Adapun total kWh produksi yang telah dihasilkan PLTB Tolo sejak Desember 2018 hingga Agustus 2019 ini sebesar 142.86 MWh.

Dirjen Gatrik, Rida Mulyana, menyampaikan, kunjungan kerja ke lapangan ini, guna memastikan progress sinkronisasi ke sistem PLN.

“PLTB ini merupakan pembangkit EBT kebanggaan masyarakat Sulawesi Selatan dan merupakan salah satu dari proyek 35.000 MW, diharapkan kedepannya ada lagi green energy, serta smart grid energy di Sulawesi Selatan,” katanya disela-sela peninjauan.

Pembangkit yang berlokasi di Kampung Lengke-lengkese, Kecamatan Binamu, Jeneponto, Sulawesi Selatan ini, katanya, merupakan pembangkit EBT yang masuk kedalam sistem Sulawesi Bagian Selatan (Sulbagsel).

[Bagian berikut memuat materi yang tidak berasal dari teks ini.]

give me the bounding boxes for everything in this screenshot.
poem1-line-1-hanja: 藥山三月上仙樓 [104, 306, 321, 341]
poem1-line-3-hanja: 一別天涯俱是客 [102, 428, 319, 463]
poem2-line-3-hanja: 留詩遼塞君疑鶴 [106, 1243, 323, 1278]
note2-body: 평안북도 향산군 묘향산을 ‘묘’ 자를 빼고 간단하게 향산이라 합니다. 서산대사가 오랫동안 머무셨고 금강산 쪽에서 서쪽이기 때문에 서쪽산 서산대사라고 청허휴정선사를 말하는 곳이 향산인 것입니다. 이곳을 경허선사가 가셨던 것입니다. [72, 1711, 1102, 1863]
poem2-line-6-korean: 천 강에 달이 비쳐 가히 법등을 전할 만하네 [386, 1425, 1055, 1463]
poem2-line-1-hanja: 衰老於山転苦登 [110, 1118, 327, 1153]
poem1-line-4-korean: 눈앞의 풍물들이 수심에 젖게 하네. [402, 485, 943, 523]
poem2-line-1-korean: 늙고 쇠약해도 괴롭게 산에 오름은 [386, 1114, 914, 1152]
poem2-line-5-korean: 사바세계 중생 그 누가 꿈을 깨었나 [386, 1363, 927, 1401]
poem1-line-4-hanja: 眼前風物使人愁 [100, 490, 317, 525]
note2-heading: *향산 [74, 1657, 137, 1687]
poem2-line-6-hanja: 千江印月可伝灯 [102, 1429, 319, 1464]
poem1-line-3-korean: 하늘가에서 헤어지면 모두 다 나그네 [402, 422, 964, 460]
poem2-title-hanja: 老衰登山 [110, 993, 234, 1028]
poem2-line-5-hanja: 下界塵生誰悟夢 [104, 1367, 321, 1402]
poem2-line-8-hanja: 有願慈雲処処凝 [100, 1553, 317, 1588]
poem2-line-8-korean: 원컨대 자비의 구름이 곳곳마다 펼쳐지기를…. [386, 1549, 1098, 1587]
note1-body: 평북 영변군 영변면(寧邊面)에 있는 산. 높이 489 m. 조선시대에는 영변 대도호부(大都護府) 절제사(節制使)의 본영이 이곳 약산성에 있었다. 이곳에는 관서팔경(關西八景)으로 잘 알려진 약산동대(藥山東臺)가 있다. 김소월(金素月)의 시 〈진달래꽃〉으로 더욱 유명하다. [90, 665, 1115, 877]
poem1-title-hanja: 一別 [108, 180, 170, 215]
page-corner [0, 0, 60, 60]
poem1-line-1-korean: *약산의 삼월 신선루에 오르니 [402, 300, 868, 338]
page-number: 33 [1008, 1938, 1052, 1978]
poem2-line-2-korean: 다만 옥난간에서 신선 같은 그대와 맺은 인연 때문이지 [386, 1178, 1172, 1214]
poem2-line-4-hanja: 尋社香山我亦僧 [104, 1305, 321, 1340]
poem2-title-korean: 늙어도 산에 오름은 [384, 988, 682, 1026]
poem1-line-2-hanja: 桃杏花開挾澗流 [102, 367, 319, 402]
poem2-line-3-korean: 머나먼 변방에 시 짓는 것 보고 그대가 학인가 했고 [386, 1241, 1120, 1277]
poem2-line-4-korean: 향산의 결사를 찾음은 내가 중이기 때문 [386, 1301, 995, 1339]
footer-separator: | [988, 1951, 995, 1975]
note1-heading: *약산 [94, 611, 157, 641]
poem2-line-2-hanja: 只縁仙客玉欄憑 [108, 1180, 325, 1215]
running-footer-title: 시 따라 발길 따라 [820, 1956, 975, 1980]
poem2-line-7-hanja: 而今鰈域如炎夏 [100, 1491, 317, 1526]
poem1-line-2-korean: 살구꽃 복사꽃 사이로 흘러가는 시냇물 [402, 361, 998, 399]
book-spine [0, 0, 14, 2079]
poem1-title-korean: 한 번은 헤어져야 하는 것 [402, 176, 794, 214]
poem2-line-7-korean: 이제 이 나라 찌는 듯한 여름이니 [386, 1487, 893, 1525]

Dengan total daya mampu sistem Sulbagsel mencapai 1499 MW, sistem ini memiliki beban puncak sebesar 1165 MW, sehingga memiliki reserve margin atau cadangan daya sebesar 334 MW.

Adapun PLTB Tolo ini menambah porsi bauran energi pembangkit EBT di sistem Sulbagsel menjadi sebesar 29-30 persen (PLTB sebesar tujuh persen dan PLTA sebesar 22 persen).

Adapun untuk sistem Sulawesi, bauran penggunaan EBT telah mencapai 32,94 persen, PLTB sebesar 4,15 persen, PLTA sebesar 21,12 persen, dan PLTP sebesar 7,66 persen.

“PLN berkomitmen untuk mencapai target 23 persen pada pemanfaatan EBT di 2025, dimana hingga saat ini, kapasitas pembangkit EBT nasional yang terpasang sebesar 7.292 MW atau setara dengan 12,36 persen dari seluruh bauran energi pembangkit,” katanya.